You have my full permission to implement this project any way you please.
I solved a similar problem in the Abundance language which ran in 16-bit DOS mode using a technique I called gespenstering. There I loaded the program twice, at different addresses, took snapshots of RAM, and from that discovered which addresses needed relocation, and constructed an EXE file, with all the classes and the application preloaded.
Unfortunately the Microsoft documentation on how 32-bit exe headers work is exceedingly expensive, and I don’t have it. I have picked up only snippets of knowledge here and there.
We need to seek a similar solution for JVMs that run in Windows and NT in 32-bit flat mode. I believe that most of the time you can count on apps being loaded at the same address, which means much of the relocation information is redundant. If you can’t load at the desired address, you revert to the old full load and save that for future reference. When you can, you just map your RAM image into VM and go, with zero load time.
You may still need some fixups for DLLs, but the resolution process could presume that offsets within a DLL have not changed. Using your own table of fixup points would be considerably faster than using the system loader to resolve each symbol individually.
Solving this is much simpler if you have the source code to the JVM. You can then localise all DLL references in easy-to-patch tables.
Another approach would be to arrange at boot time that the DLLs get loaded in standard places in VM, and are pinned, so you need not worry about resolving those symbols a different way each time a JVM is loaded.
Unfortunately, any solution to the problem is not very portable. You need to solve it for each JVM on each platform. JITs present further challenges.
However the reward is high. Java would suddenly become much more spritely. Its reputation for slowness has little to do with execution speed. People are complaining about the long time to load the JVM and load the standard classes. Sun has shown absolutely zero interest in the problem of slow program load. You will be a Java hero. Ideally you would also solve it for the JVMs loaded within browsers where the wait time is especially onerous given the tiny size of the Applet finally invoked.
You might sidestep the relocation problem by having a relocatable header stub that checked if we were loading at precisely the same spot as last time and the DLLs were in the same spots. If so, it loads the old ram image; if not it loads in the traditional slow way and takes a new snapshot.
It is important that somebody tackle this problem, even crudely, just to show Sun the value of solving it properly. Ideally, the feature should be built into the operating system for every frequently used application.

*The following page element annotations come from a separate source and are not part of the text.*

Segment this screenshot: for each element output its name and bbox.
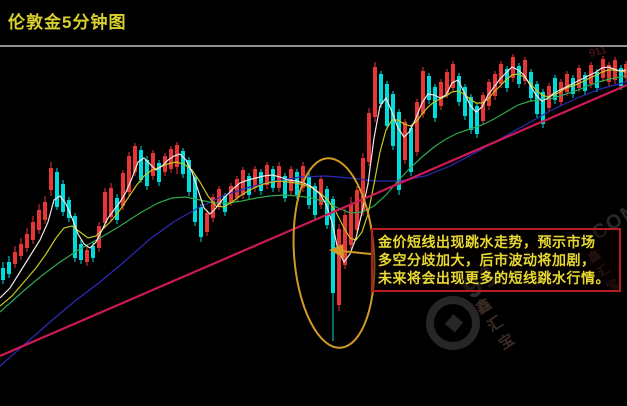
- candle-body-down: [475, 106, 479, 134]
- candle-body-up: [25, 234, 29, 248]
- ma-line-blue-long: [0, 81, 627, 367]
- candle-body-down: [553, 78, 557, 100]
- candle-body-up: [367, 113, 371, 162]
- highlight-ellipse: [292, 157, 376, 349]
- candle-body-up: [175, 145, 179, 167]
- candle-body-down: [457, 76, 461, 102]
- candle-body-down: [79, 244, 83, 260]
- candle-body-up: [523, 60, 527, 81]
- candle-body-up: [229, 186, 233, 202]
- annotation-box: 金价短线出现跳水走势，预示市场 多空分歧加大，后市波动将加剧， 未来将会出现更多…: [371, 228, 621, 292]
- candle-body-down: [223, 196, 227, 212]
- candle-body-up: [565, 74, 569, 92]
- candle-body-up: [211, 197, 215, 218]
- trend-line: [0, 83, 627, 358]
- candle-body-down: [67, 200, 71, 218]
- candle-body-down: [535, 84, 539, 114]
- candle-body-down: [595, 72, 599, 88]
- candle-body-down: [313, 186, 317, 215]
- candle-body-down: [181, 151, 185, 174]
- candle-body-up: [439, 82, 443, 106]
- candle-body-up: [319, 179, 323, 205]
- candle-body-up: [133, 146, 137, 172]
- candle-body-up: [451, 64, 455, 88]
- candle-body-up: [151, 153, 155, 176]
- candle-body-up: [13, 252, 17, 264]
- candle-body-down: [1, 268, 5, 280]
- title-separator: [0, 45, 627, 47]
- candle-body-up: [421, 71, 425, 114]
- candle-body-up: [577, 68, 581, 88]
- candle-body-down: [283, 176, 287, 198]
- candle-body-down: [7, 262, 11, 274]
- candle-body-up: [343, 215, 347, 265]
- annotation-line: 金价短线出现跳水走势，预示市场: [378, 234, 596, 250]
- candle-body-down: [469, 97, 473, 130]
- candle-body-up: [481, 95, 485, 121]
- candle-body-down: [199, 207, 203, 237]
- candle-body-up: [445, 72, 449, 94]
- candle-body-up: [49, 168, 53, 190]
- candle-body-up: [43, 202, 47, 220]
- page-title: 伦敦金5分钟图: [8, 13, 127, 32]
- candle-body-up: [19, 244, 23, 256]
- candle-body-down: [409, 128, 413, 172]
- candle-body-down: [427, 76, 431, 100]
- annotation-arrow-shaft: [340, 250, 372, 255]
- ma-line-yellow-mid: [0, 69, 627, 307]
- candle-body-up: [601, 59, 605, 78]
- candle-body-up: [205, 213, 209, 232]
- candle-body-down: [247, 176, 251, 195]
- candle-body-up: [337, 229, 341, 305]
- candle-body-down: [463, 87, 467, 116]
- candle-body-down: [187, 160, 191, 192]
- candle-body-up: [415, 102, 419, 152]
- annotation-line: 未来将会出现更多的短线跳水行情。: [378, 270, 610, 286]
- ma-line-white-fast: [0, 66, 627, 299]
- candle-body-down: [115, 198, 119, 220]
- candle-body-down: [307, 176, 311, 205]
- candle-body-down: [331, 199, 335, 293]
- candle-body-up: [607, 65, 611, 82]
- candle-body-up: [265, 165, 269, 185]
- candle-body-up: [349, 204, 353, 245]
- candle-body-down: [91, 246, 95, 258]
- candle-body-down: [271, 169, 275, 188]
- candle-body-down: [259, 172, 263, 191]
- candle-body-down: [379, 74, 383, 104]
- candle-body-up: [121, 173, 125, 206]
- candle-body-down: [55, 172, 59, 207]
- candle-body-up: [361, 158, 365, 211]
- watermark-coin-icon: [426, 296, 480, 350]
- candle-body-up: [85, 250, 89, 262]
- candle-body-up: [127, 156, 131, 192]
- candle-body-up: [169, 149, 173, 169]
- candle-body-up: [109, 188, 113, 217]
- candle-body-down: [139, 150, 143, 180]
- candle-body-up: [373, 67, 377, 117]
- candle-body-down: [385, 84, 389, 126]
- candle-body-down: [73, 216, 77, 258]
- candle-body-down: [157, 163, 161, 182]
- candle-body-down: [61, 184, 65, 212]
- candle-body-up: [37, 210, 41, 230]
- candle-body-down: [397, 112, 401, 190]
- candle-body-up: [103, 192, 107, 223]
- candle-body-up: [31, 222, 35, 240]
- annotation-arrow-head-icon: [329, 244, 344, 258]
- candle-body-up: [499, 64, 503, 84]
- candle-body-up: [355, 190, 359, 230]
- annotation-line: 多空分歧加大，后市波动将加剧，: [378, 252, 596, 268]
- candle-body-up: [235, 179, 239, 198]
- candle-body-down: [583, 75, 587, 91]
- candle-body-down: [541, 92, 545, 124]
- ma-line-green-slow: [0, 75, 627, 313]
- candle-body-up: [624, 64, 627, 78]
- candle-body-down: [433, 87, 437, 118]
- candle-body-up: [403, 122, 407, 160]
- candle-body-up: [163, 156, 167, 172]
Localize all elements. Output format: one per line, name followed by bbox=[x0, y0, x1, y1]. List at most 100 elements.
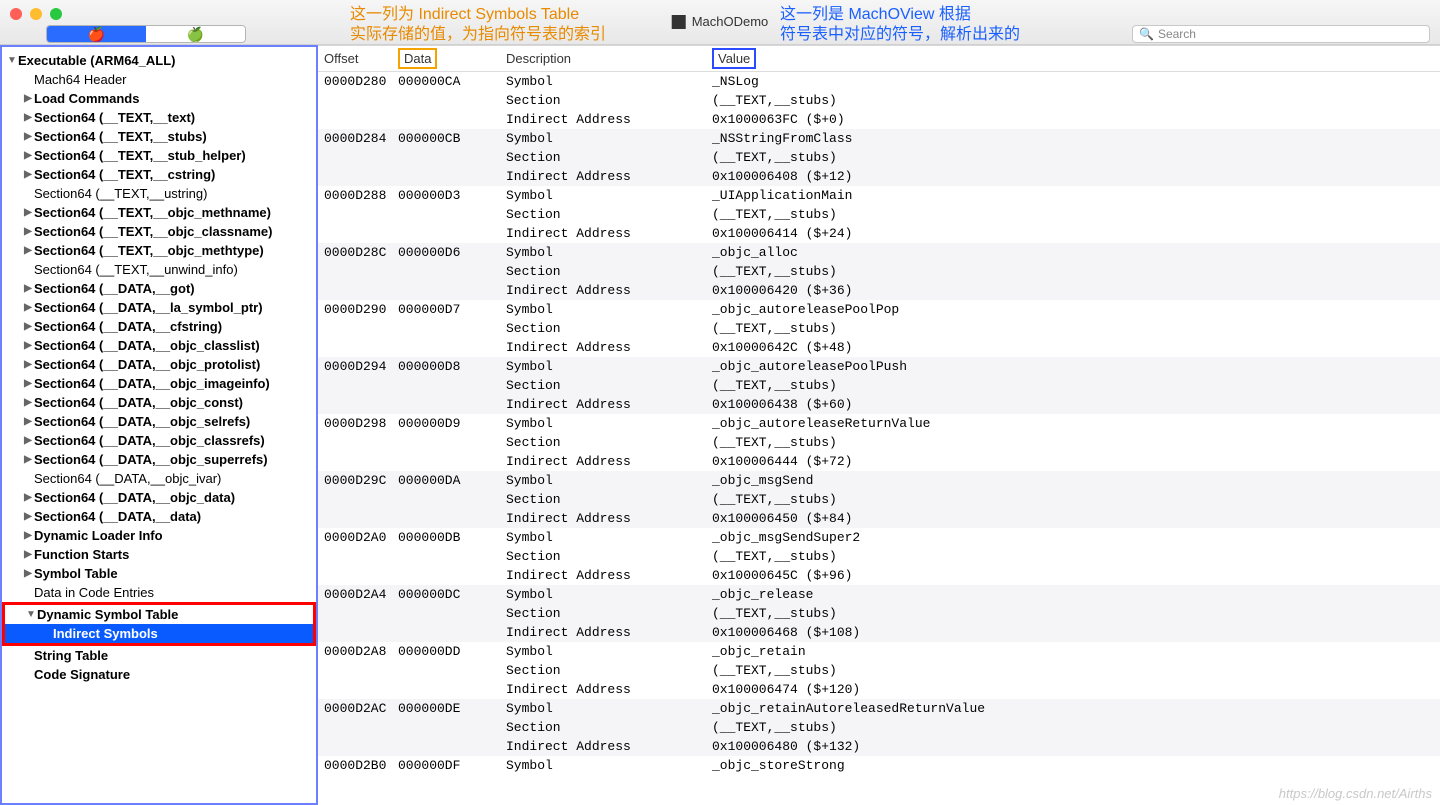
table-row[interactable]: Indirect Address0x100006468 ($+108) bbox=[318, 623, 1440, 642]
col-data[interactable]: Data bbox=[398, 48, 437, 69]
col-value[interactable]: Value bbox=[712, 48, 756, 69]
tree-item[interactable]: ▶Data in Code Entries bbox=[2, 583, 316, 602]
table-row[interactable]: Section(__TEXT,__stubs) bbox=[318, 148, 1440, 167]
table-row[interactable]: Indirect Address0x100006420 ($+36) bbox=[318, 281, 1440, 300]
tree-item[interactable]: ▶Section64 (__DATA,__objc_data) bbox=[2, 488, 316, 507]
table-row[interactable]: Indirect Address0x100006444 ($+72) bbox=[318, 452, 1440, 471]
table-row[interactable]: Section(__TEXT,__stubs) bbox=[318, 433, 1440, 452]
table-row[interactable]: 0000D28C000000D6Symbol_objc_alloc bbox=[318, 243, 1440, 262]
table-group: 0000D288000000D3Symbol_UIApplicationMain… bbox=[318, 186, 1440, 243]
tree-item[interactable]: ▶Section64 (__DATA,__objc_ivar) bbox=[2, 469, 316, 488]
table-row[interactable]: Section(__TEXT,__stubs) bbox=[318, 376, 1440, 395]
table-row[interactable]: Indirect Address0x10000645C ($+96) bbox=[318, 566, 1440, 585]
arch-segmented-control[interactable]: 🍎 🍏 bbox=[46, 25, 246, 43]
tree-item[interactable]: ▶Section64 (__TEXT,__cstring) bbox=[2, 165, 316, 184]
tree-item[interactable]: ▶String Table bbox=[2, 646, 316, 665]
tree-item-label: Section64 (__DATA,__got) bbox=[34, 281, 195, 296]
tree-item[interactable]: ▶Section64 (__DATA,__objc_imageinfo) bbox=[2, 374, 316, 393]
table-group: 0000D2B0000000DFSymbol_objc_storeStrong bbox=[318, 756, 1440, 775]
table-group: 0000D284000000CBSymbol_NSStringFromClass… bbox=[318, 129, 1440, 186]
col-description[interactable]: Description bbox=[506, 51, 712, 66]
table-group: 0000D2A0000000DBSymbol_objc_msgSendSuper… bbox=[318, 528, 1440, 585]
table-row[interactable]: Indirect Address0x100006450 ($+84) bbox=[318, 509, 1440, 528]
seg-left[interactable]: 🍎 bbox=[47, 26, 146, 42]
table-row[interactable]: Indirect Address0x100006438 ($+60) bbox=[318, 395, 1440, 414]
minimize-icon[interactable] bbox=[30, 8, 42, 20]
table-row[interactable]: Section(__TEXT,__stubs) bbox=[318, 718, 1440, 737]
table-group: 0000D280000000CASymbol_NSLogSection(__TE… bbox=[318, 72, 1440, 129]
table-row[interactable]: 0000D2A8000000DDSymbol_objc_retain bbox=[318, 642, 1440, 661]
close-icon[interactable] bbox=[10, 8, 22, 20]
table-row[interactable]: 0000D2AC000000DESymbol_objc_retainAutore… bbox=[318, 699, 1440, 718]
tree-item[interactable]: ▶Section64 (__TEXT,__objc_methname) bbox=[2, 203, 316, 222]
table-row[interactable]: Section(__TEXT,__stubs) bbox=[318, 547, 1440, 566]
tree-item[interactable]: ▶Section64 (__TEXT,__objc_methtype) bbox=[2, 241, 316, 260]
table-row[interactable]: Indirect Address0x100006408 ($+12) bbox=[318, 167, 1440, 186]
table-row[interactable]: Indirect Address0x10000642C ($+48) bbox=[318, 338, 1440, 357]
tree-item[interactable]: ▶Indirect Symbols bbox=[5, 624, 313, 643]
tree-item[interactable]: ▶Section64 (__DATA,__objc_selrefs) bbox=[2, 412, 316, 431]
tree-item-label: Section64 (__DATA,__objc_classlist) bbox=[34, 338, 260, 353]
tree-item[interactable]: ▶Dynamic Loader Info bbox=[2, 526, 316, 545]
table-row[interactable]: 0000D288000000D3Symbol_UIApplicationMain bbox=[318, 186, 1440, 205]
tree-item[interactable]: ▼Dynamic Symbol Table bbox=[5, 605, 313, 624]
tree-item[interactable]: ▶Function Starts bbox=[2, 545, 316, 564]
tree-item[interactable]: ▶Code Signature bbox=[2, 665, 316, 684]
table-row[interactable]: 0000D2A0000000DBSymbol_objc_msgSendSuper… bbox=[318, 528, 1440, 547]
table-row[interactable]: 0000D2B0000000DFSymbol_objc_storeStrong bbox=[318, 756, 1440, 775]
zoom-icon[interactable] bbox=[50, 8, 62, 20]
window-controls bbox=[10, 8, 62, 20]
table-row[interactable]: 0000D290000000D7Symbol_objc_autoreleaseP… bbox=[318, 300, 1440, 319]
tree-item[interactable]: ▶Section64 (__DATA,__objc_protolist) bbox=[2, 355, 316, 374]
table-row[interactable]: Section(__TEXT,__stubs) bbox=[318, 262, 1440, 281]
tree-item[interactable]: ▶Section64 (__TEXT,__stub_helper) bbox=[2, 146, 316, 165]
table-row[interactable]: Indirect Address0x100006480 ($+132) bbox=[318, 737, 1440, 756]
tree-item[interactable]: ▼Executable (ARM64_ALL) bbox=[2, 51, 316, 70]
table-row[interactable]: Section(__TEXT,__stubs) bbox=[318, 661, 1440, 680]
table-row[interactable]: 0000D280000000CASymbol_NSLog bbox=[318, 72, 1440, 91]
table-row[interactable]: Indirect Address0x100006414 ($+24) bbox=[318, 224, 1440, 243]
tree-item[interactable]: ▶Section64 (__DATA,__objc_classlist) bbox=[2, 336, 316, 355]
tree-item[interactable]: ▶Mach64 Header bbox=[2, 70, 316, 89]
tree-item[interactable]: ▶Section64 (__DATA,__objc_const) bbox=[2, 393, 316, 412]
table-group: 0000D28C000000D6Symbol_objc_allocSection… bbox=[318, 243, 1440, 300]
tree-item[interactable]: ▶Section64 (__TEXT,__ustring) bbox=[2, 184, 316, 203]
table-row[interactable]: 0000D284000000CBSymbol_NSStringFromClass bbox=[318, 129, 1440, 148]
tree-item[interactable]: ▶Section64 (__DATA,__objc_classrefs) bbox=[2, 431, 316, 450]
tree-item[interactable]: ▶Section64 (__DATA,__cfstring) bbox=[2, 317, 316, 336]
table-row[interactable]: Section(__TEXT,__stubs) bbox=[318, 91, 1440, 110]
tree-item[interactable]: ▶Symbol Table bbox=[2, 564, 316, 583]
tree-item[interactable]: ▶Load Commands bbox=[2, 89, 316, 108]
col-offset[interactable]: Offset bbox=[318, 51, 398, 66]
tree-item-label: Section64 (__DATA,__cfstring) bbox=[34, 319, 222, 334]
tree-item-label: Section64 (__TEXT,__stub_helper) bbox=[34, 148, 246, 163]
search-input[interactable]: 🔍 Search bbox=[1132, 25, 1430, 43]
table-row[interactable]: 0000D294000000D8Symbol_objc_autoreleaseP… bbox=[318, 357, 1440, 376]
tree-item[interactable]: ▶Section64 (__DATA,__la_symbol_ptr) bbox=[2, 298, 316, 317]
table-row[interactable]: 0000D29C000000DASymbol_objc_msgSend bbox=[318, 471, 1440, 490]
tree-item[interactable]: ▶Section64 (__DATA,__got) bbox=[2, 279, 316, 298]
tree-item-label: Data in Code Entries bbox=[34, 585, 154, 600]
table-row[interactable]: 0000D298000000D9Symbol_objc_autoreleaseR… bbox=[318, 414, 1440, 433]
tree-item-label: Code Signature bbox=[34, 667, 130, 682]
tree-item[interactable]: ▶Section64 (__TEXT,__objc_classname) bbox=[2, 222, 316, 241]
table-row[interactable]: Section(__TEXT,__stubs) bbox=[318, 490, 1440, 509]
table-row[interactable]: Section(__TEXT,__stubs) bbox=[318, 205, 1440, 224]
sidebar-tree[interactable]: ▼Executable (ARM64_ALL)▶Mach64 Header▶Lo… bbox=[0, 45, 318, 805]
tree-item[interactable]: ▶Section64 (__DATA,__objc_superrefs) bbox=[2, 450, 316, 469]
table-group: 0000D2AC000000DESymbol_objc_retainAutore… bbox=[318, 699, 1440, 756]
table-row[interactable]: Indirect Address0x1000063FC ($+0) bbox=[318, 110, 1440, 129]
table-group: 0000D2A4000000DCSymbol_objc_releaseSecti… bbox=[318, 585, 1440, 642]
seg-right[interactable]: 🍏 bbox=[146, 26, 245, 42]
tree-item[interactable]: ▶Section64 (__TEXT,__unwind_info) bbox=[2, 260, 316, 279]
tree-item-label: Section64 (__TEXT,__objc_classname) bbox=[34, 224, 272, 239]
tree-item[interactable]: ▶Section64 (__TEXT,__text) bbox=[2, 108, 316, 127]
table-row[interactable]: Indirect Address0x100006474 ($+120) bbox=[318, 680, 1440, 699]
table-row[interactable]: Section(__TEXT,__stubs) bbox=[318, 319, 1440, 338]
table-row[interactable]: 0000D2A4000000DCSymbol_objc_release bbox=[318, 585, 1440, 604]
tree-item-label: Section64 (__DATA,__objc_ivar) bbox=[34, 471, 221, 486]
tree-item[interactable]: ▶Section64 (__DATA,__data) bbox=[2, 507, 316, 526]
tree-item[interactable]: ▶Section64 (__TEXT,__stubs) bbox=[2, 127, 316, 146]
table-row[interactable]: Section(__TEXT,__stubs) bbox=[318, 604, 1440, 623]
watermark: https://blog.csdn.net/Airths bbox=[1279, 786, 1432, 801]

If you want to tackle this project, find the Microsoft documentation on the format of DOS 16-bit EXE file headers and Win32 32-bit flat EXE file headers. Ask the Google search engine about "DOS exe header" and "Windows exe header". Have a look at how BBL does gespenstering in DOS with 16-bit code. See the GESPEN.BLK Forth source code file. Read the documentation part of BBL Forth on gespenstering. Start by converting your RAM snapshots into EXEs that must be loaded back at the exact same address, with the exact same DLLs already preloaded at exactly the same places. You might tackle the simpler 16-bit DOS EXE file header first for practice. Then add the ability to rebuild the DLL links and relocatability. Eventually tackle the JVM itself and any special initialisation it needs on restart. Then consider reducing the size of the RAM snapshot by dropping some easily recreated objects, avoiding garbage, compression etc. This project is similar to the Hibernation (Suspended Animation) Fast Program Load.